While Eyes of Fire is low-budget and under the radar, there’s no denying that it’s well made and features great cinematography, costuming and special effects (the tree-trapped spirits are excellent), along with solid acting from the cast of unknowns. Granted, some quarters may say it’s slow: if you watch the home video cut instead of the theatrical cut, it is a bit choppy and doesn’t make a whole lot of sense in places (it loses 22 minutes between its different cuts), but that only lends to its Phantasm-like foreboding. It’s certainly more entertaining that other films of its ilk*, such as Aramand Mastronianni’s (He Knows You’re Alone, Cameron’s Closet) The Supernaturals, which I remember as being very boring—and I ejected it from the VCR less than half way through, never to watch again.
It’s unfortunate that Crounse disappeared from the industry (maybe he went into commercial work?) after two more films: The Invisible Kid (1988) and Sister Island (1993), as he showed a lot of promise. I vaguely remember the former as a theatrical with Jay Underwood, who was “hot” at the time. I never heard of the latter—one of the many low-budget romps from the extensive resume of Karen Black (Burnt Offerings).
There’s lots of familiar TV faces afoot: Guy Boyd (pick a late ‘70s/early ‘80s TV series) was a semi-regular on Remington Steele, a co-star on 2000’s Black Scorpion, and was in Brian DePalma’s Body Double—and he’s still active today. You can play “pick a TV show” with the late Dennis Lipscomb as well, with his starring roles in Cop Rock and Wiseguy, while Karlene Crockett was a regular on Quincy M.E and Dallas. Eyes of Fire was the only feature film appearance by Rob Paulsen, as he reverted into voice work and became Pinky from Pinky and the Brain (1995) and Yakko from Animanicas (1993). Keen eyes will pick up on Kerry Sherman, who made her debut in Greydon Clark’s Satan’s Cheerleaders (1977), and Fran Ryan, who’s been in everything from TV’s Gunsmoke to Bill Murray’s Stripes(1983).

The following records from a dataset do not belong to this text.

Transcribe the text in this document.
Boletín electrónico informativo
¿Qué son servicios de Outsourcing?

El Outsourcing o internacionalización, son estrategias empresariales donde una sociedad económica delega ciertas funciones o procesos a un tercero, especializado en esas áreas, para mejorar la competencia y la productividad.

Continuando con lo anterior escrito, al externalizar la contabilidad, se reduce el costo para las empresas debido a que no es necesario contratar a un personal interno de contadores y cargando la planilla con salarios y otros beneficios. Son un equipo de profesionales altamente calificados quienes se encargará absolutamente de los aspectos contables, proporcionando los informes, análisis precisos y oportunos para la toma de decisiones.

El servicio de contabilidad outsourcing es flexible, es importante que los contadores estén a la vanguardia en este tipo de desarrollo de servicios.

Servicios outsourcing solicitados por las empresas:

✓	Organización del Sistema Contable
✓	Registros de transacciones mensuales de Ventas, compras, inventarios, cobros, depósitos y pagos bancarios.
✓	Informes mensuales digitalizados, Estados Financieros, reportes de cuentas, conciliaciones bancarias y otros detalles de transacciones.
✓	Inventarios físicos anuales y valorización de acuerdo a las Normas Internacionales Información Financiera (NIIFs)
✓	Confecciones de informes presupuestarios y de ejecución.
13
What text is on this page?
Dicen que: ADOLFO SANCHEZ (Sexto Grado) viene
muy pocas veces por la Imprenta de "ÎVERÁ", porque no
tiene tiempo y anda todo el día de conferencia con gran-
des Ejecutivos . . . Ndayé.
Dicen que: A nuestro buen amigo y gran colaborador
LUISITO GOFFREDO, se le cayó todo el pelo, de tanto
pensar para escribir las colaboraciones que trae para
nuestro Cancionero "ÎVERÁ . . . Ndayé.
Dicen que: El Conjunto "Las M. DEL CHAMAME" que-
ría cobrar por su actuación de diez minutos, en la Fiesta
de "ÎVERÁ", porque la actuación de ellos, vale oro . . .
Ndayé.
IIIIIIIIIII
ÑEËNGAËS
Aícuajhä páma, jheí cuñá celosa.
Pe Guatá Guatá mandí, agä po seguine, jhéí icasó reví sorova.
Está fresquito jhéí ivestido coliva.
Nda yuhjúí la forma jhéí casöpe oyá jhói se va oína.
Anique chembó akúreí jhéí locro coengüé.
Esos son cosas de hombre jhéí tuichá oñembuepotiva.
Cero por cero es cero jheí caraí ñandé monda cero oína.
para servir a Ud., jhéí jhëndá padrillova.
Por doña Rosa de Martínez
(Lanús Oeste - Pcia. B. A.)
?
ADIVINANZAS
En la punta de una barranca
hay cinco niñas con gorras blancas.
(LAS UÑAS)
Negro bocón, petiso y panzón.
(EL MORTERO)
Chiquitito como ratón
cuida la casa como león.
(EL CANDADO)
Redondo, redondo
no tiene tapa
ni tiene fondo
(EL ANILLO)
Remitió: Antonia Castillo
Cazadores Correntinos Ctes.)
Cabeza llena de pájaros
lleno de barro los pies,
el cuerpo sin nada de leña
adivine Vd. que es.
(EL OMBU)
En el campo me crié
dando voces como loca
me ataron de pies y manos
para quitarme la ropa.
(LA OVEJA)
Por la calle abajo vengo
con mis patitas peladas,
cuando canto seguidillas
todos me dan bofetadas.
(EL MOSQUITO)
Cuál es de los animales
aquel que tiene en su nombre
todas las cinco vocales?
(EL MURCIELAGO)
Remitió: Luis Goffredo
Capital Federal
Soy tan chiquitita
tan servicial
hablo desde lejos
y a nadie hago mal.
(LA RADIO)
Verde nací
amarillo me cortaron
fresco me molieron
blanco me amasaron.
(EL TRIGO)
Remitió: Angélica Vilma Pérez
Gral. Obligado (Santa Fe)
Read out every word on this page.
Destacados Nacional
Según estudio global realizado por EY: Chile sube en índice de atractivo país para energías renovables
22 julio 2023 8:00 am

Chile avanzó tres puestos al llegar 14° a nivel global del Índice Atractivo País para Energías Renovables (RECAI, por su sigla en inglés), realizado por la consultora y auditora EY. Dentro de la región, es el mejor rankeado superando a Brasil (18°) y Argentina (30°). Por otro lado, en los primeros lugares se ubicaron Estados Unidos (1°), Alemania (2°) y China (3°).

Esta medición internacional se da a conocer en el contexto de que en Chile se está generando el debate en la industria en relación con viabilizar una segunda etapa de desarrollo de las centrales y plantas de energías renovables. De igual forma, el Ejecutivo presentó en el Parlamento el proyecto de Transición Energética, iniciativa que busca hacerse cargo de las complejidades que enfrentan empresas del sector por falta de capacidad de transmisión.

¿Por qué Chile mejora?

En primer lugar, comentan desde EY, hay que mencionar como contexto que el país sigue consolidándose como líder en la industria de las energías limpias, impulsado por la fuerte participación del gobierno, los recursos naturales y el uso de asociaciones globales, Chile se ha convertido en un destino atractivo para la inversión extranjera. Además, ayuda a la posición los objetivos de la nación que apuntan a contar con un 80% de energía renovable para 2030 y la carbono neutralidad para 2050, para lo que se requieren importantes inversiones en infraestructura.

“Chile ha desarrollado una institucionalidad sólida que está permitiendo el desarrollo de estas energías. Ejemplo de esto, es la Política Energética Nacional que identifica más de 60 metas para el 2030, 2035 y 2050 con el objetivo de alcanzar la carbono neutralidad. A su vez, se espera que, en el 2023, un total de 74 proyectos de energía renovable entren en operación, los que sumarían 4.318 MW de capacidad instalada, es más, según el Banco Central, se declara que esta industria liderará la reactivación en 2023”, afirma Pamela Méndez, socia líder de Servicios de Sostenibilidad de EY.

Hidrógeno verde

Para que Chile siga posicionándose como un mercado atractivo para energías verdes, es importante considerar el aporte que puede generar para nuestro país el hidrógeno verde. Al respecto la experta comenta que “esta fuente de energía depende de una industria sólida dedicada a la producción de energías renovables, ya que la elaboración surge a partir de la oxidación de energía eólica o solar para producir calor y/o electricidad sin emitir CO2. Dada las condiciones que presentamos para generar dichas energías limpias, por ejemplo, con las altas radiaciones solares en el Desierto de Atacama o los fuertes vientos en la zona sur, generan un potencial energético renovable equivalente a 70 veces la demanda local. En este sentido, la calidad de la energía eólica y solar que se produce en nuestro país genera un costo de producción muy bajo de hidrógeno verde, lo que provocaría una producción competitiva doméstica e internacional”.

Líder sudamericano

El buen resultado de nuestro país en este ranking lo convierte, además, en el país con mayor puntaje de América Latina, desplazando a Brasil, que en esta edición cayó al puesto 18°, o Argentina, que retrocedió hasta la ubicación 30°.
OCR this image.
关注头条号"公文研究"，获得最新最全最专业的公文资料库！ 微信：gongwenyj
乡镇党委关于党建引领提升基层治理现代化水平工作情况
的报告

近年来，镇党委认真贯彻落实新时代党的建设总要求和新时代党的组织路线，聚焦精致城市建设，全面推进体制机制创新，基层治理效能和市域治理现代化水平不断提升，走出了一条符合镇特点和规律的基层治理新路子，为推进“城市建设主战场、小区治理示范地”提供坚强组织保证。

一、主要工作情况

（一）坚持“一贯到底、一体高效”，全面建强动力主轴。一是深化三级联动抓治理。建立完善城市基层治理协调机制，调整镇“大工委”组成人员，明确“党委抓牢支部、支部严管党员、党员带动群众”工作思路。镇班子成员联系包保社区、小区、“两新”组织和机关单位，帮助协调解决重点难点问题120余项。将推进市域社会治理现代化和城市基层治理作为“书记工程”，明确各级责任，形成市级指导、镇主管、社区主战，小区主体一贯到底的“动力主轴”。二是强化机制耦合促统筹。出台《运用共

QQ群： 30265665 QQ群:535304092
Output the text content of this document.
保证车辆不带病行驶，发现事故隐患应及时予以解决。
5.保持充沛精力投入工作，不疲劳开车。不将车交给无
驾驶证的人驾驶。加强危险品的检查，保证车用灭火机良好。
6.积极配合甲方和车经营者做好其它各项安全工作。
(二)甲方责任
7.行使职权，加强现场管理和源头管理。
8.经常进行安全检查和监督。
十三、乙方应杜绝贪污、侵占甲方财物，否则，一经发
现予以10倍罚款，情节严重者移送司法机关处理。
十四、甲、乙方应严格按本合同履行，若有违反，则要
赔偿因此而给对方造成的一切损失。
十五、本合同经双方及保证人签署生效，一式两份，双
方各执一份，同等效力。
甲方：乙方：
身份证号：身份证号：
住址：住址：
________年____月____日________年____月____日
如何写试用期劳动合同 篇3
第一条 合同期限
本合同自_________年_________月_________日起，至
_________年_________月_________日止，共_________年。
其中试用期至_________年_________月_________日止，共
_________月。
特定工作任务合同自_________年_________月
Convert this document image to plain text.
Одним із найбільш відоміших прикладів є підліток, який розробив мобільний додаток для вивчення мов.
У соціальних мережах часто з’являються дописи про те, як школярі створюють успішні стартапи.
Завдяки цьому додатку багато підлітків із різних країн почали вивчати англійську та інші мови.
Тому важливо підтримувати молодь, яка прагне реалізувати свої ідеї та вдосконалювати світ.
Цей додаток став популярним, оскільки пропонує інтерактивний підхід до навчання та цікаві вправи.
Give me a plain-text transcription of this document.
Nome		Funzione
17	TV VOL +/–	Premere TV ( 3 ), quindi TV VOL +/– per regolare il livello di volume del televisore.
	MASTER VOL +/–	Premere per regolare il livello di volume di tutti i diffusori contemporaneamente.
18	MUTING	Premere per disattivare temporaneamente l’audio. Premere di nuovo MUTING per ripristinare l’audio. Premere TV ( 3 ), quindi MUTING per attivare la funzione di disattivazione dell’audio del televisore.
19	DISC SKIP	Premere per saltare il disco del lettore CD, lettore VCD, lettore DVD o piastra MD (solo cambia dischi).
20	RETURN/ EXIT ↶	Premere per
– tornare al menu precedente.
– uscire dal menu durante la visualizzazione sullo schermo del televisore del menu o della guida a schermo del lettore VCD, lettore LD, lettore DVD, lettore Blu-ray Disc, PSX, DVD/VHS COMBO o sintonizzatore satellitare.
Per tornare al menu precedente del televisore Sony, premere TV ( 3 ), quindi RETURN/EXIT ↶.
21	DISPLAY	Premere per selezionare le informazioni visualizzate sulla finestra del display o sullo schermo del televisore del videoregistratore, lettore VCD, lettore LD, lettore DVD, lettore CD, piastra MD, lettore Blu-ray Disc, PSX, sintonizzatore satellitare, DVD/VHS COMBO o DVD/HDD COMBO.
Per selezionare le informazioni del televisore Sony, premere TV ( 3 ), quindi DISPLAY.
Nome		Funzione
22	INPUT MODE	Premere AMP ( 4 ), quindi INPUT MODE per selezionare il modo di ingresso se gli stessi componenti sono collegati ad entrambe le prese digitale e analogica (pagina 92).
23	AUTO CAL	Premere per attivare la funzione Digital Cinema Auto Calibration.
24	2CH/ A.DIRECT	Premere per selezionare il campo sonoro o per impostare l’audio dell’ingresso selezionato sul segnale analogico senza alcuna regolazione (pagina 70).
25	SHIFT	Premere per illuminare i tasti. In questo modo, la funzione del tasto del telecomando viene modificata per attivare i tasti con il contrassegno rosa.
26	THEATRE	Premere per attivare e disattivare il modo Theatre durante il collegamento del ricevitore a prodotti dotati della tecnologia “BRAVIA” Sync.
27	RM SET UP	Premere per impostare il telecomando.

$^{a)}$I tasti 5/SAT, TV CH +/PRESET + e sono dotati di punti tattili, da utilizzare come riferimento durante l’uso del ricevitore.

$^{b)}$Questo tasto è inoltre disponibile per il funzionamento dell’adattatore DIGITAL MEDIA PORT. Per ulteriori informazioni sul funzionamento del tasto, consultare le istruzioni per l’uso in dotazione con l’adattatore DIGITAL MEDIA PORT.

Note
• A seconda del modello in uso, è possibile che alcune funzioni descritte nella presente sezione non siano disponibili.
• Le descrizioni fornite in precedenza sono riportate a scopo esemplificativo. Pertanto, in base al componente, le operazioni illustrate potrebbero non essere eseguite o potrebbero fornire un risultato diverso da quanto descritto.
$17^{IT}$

* Night of Horror (1981) with more Confederate Civil War ghosts (one of those “the cover is better than the movie” flicks and a VHS-eject), Ghostriders (1987) with western ghosts deep in the heart of Texas (well made, but boring; a VHS eject), and Stones of Death (1988) with aborigine ghosts (Aussie Indians) going “Poltergeist” (better made, but ho-hum familiar). Honorable mention: William Grefe’s (Mako: Jaws of Death) awful but fun drive-In nostalgia romp Death Curse of Tartu (1966) with its burial ground Indians.